Once the bullet is crimped, give it a tiny shake to ensure that gunpowder isn’t leaking out of anywhere and that the bullet is seated properly.
You’re done—you’ve just reloaded your first round properly. Eventually, this becomes muscle memory and you will be able to reload quickly and effectively.
Additional Tips To Remember
We’ve seen the play-by-play, but now it’s time to drop in some helpful information to ensure you stay safe while reloading ammo, and so you understand a bit more about the whole process.
This is something that you usually learn by trial and error. Over crimping can ruin a bullet just as much as under crimping.
When you load the crimp die into your reloader, you’re pressing parts of the brass together to close off the Remaining opening in the casing.
There’s still a bit of room in the casing for the gunpowder to erupt, and it’s important.
Slow and Steady
When you’re first starting out with a new press (especially if you’ve never reloaded ammo before), it’s important to start off slow.
In the beginning, it’s far more important to load a round correctly than it is to load it quickly. Double-check every single step along the way, and don’t be afraid to toss out around if it doesn’t work.
You’re learning a skill, and nobody ever became fantastic at a skill just because they had a good piece of machinery. Start off slow and steady, and you’ll win the race.
Keep Gunpowder Secure
As a general safety tip, keep your gunpowder in an appropriate container and away from direct sources of heat.
It takes roughly 801° F to ignite gunpowder, though smokeless powders can sometimes ignite in lower temperature ranges.

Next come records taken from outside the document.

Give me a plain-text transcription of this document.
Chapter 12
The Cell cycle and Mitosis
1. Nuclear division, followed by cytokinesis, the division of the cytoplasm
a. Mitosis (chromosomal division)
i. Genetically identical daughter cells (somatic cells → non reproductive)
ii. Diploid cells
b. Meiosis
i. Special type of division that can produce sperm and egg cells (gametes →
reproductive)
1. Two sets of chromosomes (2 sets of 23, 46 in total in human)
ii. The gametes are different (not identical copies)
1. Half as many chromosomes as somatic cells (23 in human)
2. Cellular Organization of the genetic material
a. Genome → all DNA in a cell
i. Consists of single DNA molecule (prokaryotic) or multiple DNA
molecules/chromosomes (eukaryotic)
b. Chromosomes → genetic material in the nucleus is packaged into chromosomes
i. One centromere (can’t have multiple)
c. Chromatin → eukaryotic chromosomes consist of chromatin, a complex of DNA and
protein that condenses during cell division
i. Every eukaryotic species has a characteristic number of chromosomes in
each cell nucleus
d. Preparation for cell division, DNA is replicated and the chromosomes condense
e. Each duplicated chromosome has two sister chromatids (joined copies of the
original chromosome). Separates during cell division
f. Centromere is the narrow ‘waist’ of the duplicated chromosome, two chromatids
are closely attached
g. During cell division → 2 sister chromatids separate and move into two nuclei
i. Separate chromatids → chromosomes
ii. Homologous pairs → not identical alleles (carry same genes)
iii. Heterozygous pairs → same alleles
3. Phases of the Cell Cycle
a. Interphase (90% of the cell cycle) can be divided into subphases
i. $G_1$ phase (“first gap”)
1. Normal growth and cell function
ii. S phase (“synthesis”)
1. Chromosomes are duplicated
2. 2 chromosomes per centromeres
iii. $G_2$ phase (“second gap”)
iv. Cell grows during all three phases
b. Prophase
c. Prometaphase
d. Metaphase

If you are reloading in the garage, like many of us do, keep this away from heaters and direct sunlight.
Garages get hot in the summer, so if yours isn’t ventilated, consider moving the gunpowder to a cooler spot during those months.
You can reload a shell as many times as it will let you. If it reloads a dozen times, great. If it only reloads once before splitting, that’s a shame, but it happens.
There’s no formula to detect how long a round will last, though thinner shells, such as on 9mm rounds, may last for less time than .50 caliber rounds.
Even though the explosions are bigger in a .50 cal shell, they’re designed for it.
You don’t get a .50 cal rounds aren’t sold in the same high quantity as 9mm rounds, so manufacturing quality is different.
Use an Actual Reloader
You’ve spent all this time actually reloading the rounds, and in our opinion, it’s wise to also get a magazine loader when it fits.
Mag loaders can fully load a 9mm clip in 2-3 seconds, as opposed to thumbing them in on your own.
Reloading and tending to your guns needs to have a schedule associated with it, so you can actually spend time shooting them when you’re all done.
You’re making custom ammunition here. Experiment with the gunpowder grains, bullet weight, dies, and everything in between to get a custom round.
If you shoot at close range, you can sometimes skimp on a bit of gunpowder and retain 10-20% extra of your stock for more rounds, and a smaller budget.
Cut corners where you can, because you’re not confined to a single wholesale price from a bullet manufacturer.
Reload, Save Money, Repeat
Saving money, customizing your rounds, and being ready when SHTF—what could be better about reloading your own ammo?
Keep these tips and tricks in mind when you take up at-home reloading, and before you know it, you’ll be able to plan ahead for ammunition shortages in the future without killing your wallet in the process.
Ammo shortages are coming, but you’re going to be prepared for them so you can protect your family, and continue hunting to put meat on the table.